I have lived a mostly segregated life. It’s not that I wanted that for myself. At least I didn’t consciously make choices that would separate me from people of color, but it has worked out that way.
I have always been interested in the lives of other people. From a single trailer seen in passing from my car window as we drove through a desolate part of Wyoming to looking at the tenements from the elevated LL passing the New Lots Avenue station in Brooklyn, I have wondered what life was like for the people living in those places. That curiosity led me to books, but it didn’t lead me to friendships.
I think I would have had to make conscious decisions to seek out relationships with African-Americans or other people of color in order to reach across the barriers. When I thought about making that effort I wondered if it would come across as disingenuous, like George Costanza in the “Seinfeld” episode where he decides to find a black friend.
I think back to my experiences in elementary school in Canarsie. Classes were grouped ostensibly by academic ability. There was only one or, at most, two black students in my class in any given year, and they were boys. Curtis (not his real name) who was in my fourth, fifth and sixth grade class was very smart but was frequently getting into trouble for talking too much and he was regularly accused of instigating other kids to misbehave. In frustration, one day our fourth grade teacher asked for a volunteer to sit next to Curtis. I raised my hand eagerly, and I was selected. I don’t remember what I was thinking at the time. Did I think I could befriend him? Did I think I could rescue him (as if he needed rescuing)? I honestly don’t recall how it turned out – whatever happened, it wasn’t dramatic enough to make a lasting impression. I can only imagine his humiliation. This was not a strategy used with any other misbehaving student and it certainly didn’t help to bridge the divide.
In 1972 the New York City Board of Education adopted a plan to bus black students into the two predominantly white junior high schools in Canarsie. My mother supported busing and I did, too. How else would we achieve integration? The plan, though, was received with tremendous hostility by white parents in Canarsie. It resulted in a boycott. Parents kept their children home from Bildersee (my junior high school) and John Wilson (the other junior high school in Canarsie) in protest.
This went on for a couple of weeks. I was literally alone in my 9th grade classes, just my teacher and me. I remember enjoying the one-on-one time with Mrs. Cohen, my English teacher. I also remember walking in the main entrance through a path laid out by the police and their sawhorses. Adults stood behind the barriers, yelling epithets at the few of us who went to school. (The picture above is actually of John Wilson JHS, but this scene was repeated at Bildersee. I don’t recall the policeman blowing his nose quite so ostentatiously.)
My dad was the administrative dean of Canarsie High School in those years so he was in charge of discipline. He was aware of the troublemakers in the neighborhood and had connections with the police. On one particular day Dad got wind of a planned confrontation between a group of Italian and African-American kids, so he found my brothers in their classes and sent them home.
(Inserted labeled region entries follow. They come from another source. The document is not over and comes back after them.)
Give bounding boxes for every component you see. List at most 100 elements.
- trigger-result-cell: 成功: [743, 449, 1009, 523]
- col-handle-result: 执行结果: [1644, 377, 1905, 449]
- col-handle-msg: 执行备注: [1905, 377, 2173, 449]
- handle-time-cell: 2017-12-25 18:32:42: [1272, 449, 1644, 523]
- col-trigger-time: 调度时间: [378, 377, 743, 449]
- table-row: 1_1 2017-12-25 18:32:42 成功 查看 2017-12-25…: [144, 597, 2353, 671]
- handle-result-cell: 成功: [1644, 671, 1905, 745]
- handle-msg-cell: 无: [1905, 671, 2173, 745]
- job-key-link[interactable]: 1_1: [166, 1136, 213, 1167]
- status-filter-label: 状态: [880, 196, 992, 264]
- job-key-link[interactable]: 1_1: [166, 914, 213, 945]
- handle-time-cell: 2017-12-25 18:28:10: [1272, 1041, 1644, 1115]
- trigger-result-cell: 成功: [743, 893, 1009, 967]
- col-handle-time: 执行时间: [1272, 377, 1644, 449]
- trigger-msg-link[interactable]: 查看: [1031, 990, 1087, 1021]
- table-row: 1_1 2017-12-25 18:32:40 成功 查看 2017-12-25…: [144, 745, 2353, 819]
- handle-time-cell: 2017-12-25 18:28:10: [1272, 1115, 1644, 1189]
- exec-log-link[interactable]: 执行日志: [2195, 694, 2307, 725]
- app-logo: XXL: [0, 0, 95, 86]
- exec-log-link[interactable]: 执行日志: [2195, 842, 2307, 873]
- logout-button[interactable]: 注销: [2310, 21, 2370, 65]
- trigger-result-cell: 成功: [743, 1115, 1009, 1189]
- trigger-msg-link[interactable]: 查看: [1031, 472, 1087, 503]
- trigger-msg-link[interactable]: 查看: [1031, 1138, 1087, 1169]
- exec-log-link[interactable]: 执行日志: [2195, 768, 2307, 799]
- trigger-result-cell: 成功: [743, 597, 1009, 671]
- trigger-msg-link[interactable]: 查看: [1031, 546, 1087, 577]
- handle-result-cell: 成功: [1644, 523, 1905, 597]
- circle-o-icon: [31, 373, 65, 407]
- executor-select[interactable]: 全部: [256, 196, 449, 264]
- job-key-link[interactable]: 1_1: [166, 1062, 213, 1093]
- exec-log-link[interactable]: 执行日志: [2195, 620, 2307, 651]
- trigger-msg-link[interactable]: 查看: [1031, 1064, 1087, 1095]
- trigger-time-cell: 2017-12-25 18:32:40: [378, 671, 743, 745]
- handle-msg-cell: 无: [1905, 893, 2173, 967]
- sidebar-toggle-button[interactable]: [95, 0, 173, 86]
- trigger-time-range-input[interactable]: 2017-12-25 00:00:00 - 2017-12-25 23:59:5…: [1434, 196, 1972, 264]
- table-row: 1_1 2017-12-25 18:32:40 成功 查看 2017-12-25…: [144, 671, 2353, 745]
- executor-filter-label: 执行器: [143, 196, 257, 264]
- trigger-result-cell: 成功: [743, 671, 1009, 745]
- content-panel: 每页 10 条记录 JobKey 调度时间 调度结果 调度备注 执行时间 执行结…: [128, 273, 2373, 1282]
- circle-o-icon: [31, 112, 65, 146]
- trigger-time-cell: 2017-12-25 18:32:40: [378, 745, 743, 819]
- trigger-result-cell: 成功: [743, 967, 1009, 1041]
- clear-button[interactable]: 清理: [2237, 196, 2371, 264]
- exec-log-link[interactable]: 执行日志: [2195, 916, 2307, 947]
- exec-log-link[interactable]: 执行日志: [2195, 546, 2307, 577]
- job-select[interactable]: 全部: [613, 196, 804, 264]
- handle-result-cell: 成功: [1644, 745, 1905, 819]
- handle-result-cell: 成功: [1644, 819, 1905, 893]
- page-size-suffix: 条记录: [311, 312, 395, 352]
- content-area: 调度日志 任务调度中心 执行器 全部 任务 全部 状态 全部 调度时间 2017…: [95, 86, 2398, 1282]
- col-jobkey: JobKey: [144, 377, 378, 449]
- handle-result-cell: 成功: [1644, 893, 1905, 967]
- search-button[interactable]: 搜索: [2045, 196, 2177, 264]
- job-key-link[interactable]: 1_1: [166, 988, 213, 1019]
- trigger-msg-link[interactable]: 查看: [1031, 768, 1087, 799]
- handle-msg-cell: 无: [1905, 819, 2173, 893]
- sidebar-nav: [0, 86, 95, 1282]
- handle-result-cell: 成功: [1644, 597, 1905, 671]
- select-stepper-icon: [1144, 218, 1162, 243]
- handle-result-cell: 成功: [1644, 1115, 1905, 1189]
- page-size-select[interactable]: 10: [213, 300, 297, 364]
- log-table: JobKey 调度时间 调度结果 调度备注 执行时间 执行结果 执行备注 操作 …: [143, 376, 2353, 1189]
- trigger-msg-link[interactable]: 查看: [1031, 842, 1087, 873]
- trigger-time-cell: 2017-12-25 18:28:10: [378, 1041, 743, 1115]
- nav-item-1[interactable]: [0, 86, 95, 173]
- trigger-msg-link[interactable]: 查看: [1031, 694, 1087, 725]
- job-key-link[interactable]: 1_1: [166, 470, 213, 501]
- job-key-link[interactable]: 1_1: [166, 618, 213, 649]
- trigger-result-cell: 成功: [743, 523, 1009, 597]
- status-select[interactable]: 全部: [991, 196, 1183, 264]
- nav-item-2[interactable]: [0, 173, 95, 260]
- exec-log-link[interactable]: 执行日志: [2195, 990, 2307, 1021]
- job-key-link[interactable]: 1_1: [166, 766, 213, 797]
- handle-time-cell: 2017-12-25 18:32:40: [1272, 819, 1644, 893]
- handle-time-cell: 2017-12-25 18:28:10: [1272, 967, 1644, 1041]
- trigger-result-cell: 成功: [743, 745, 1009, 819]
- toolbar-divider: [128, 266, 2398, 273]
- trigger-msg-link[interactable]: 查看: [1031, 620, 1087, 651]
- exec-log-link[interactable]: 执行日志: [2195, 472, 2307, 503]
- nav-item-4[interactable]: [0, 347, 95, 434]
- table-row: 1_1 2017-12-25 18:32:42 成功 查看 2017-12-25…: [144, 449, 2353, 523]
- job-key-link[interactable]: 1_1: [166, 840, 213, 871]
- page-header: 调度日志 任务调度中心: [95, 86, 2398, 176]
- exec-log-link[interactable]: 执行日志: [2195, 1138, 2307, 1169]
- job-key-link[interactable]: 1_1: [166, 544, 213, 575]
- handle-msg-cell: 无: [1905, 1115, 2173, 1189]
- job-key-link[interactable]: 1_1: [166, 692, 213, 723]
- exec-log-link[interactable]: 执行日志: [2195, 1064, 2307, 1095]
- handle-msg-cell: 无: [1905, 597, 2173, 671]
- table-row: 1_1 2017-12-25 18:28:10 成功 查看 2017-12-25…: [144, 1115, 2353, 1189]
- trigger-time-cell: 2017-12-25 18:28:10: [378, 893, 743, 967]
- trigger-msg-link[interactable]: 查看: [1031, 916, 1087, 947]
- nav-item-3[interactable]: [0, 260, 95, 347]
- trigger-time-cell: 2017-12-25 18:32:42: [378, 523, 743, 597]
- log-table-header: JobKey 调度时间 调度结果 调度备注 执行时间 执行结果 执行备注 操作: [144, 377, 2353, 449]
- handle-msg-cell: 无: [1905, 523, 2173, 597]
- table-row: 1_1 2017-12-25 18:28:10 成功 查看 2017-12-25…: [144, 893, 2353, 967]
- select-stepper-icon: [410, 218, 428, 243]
When there were threats of violence during the boycott, I stayed home from Bildersee, too.
The upshot of the boycott was that the busing plan was implemented and my relationship with one of my closest friends, Pia, was irreparably damaged.
Like many who lived in Canarsie, Pia’s family had recently moved from East New York to benefit from the better schools and escape the violence that plagued that neighborhood. The plan to bus black students signaled the beginning of the end to them, they believed white flight would certainly follow. I was more hopeful. While nothing was ever said directly, Pia never invited me to hangout at her house again and she was distinctly cool to me at school.
By the time I got to high school in 1973 racial tensions were at a fever pitch. The way the education system was structured there were very limited opportunities to interact across racial lines. Phys Ed, Health and some elective classes brought us together, though that was all pretty superficial in the scheme of high school life. The thing we could really bond over was rooting for our basketball and football teams. Fortunately Canarsie High School was very competitive. My senior year thousands of us went to the PSAL (Public School Athletic League, New York’s city-wide) basketball championship game between Canarsie and Lincoln High School at St. John’s Alumni Hall. That victory provided a moment of transcendence. While there were other moments, mostly connected to sports, it seemed to me that most of us lived our lives amongst our own.
It is ironic that my children, who grew up in an upper middle class suburb of Albany, New York, had genuine friendships with people of color and more opportunity for interaction than I did growing up in Brooklyn.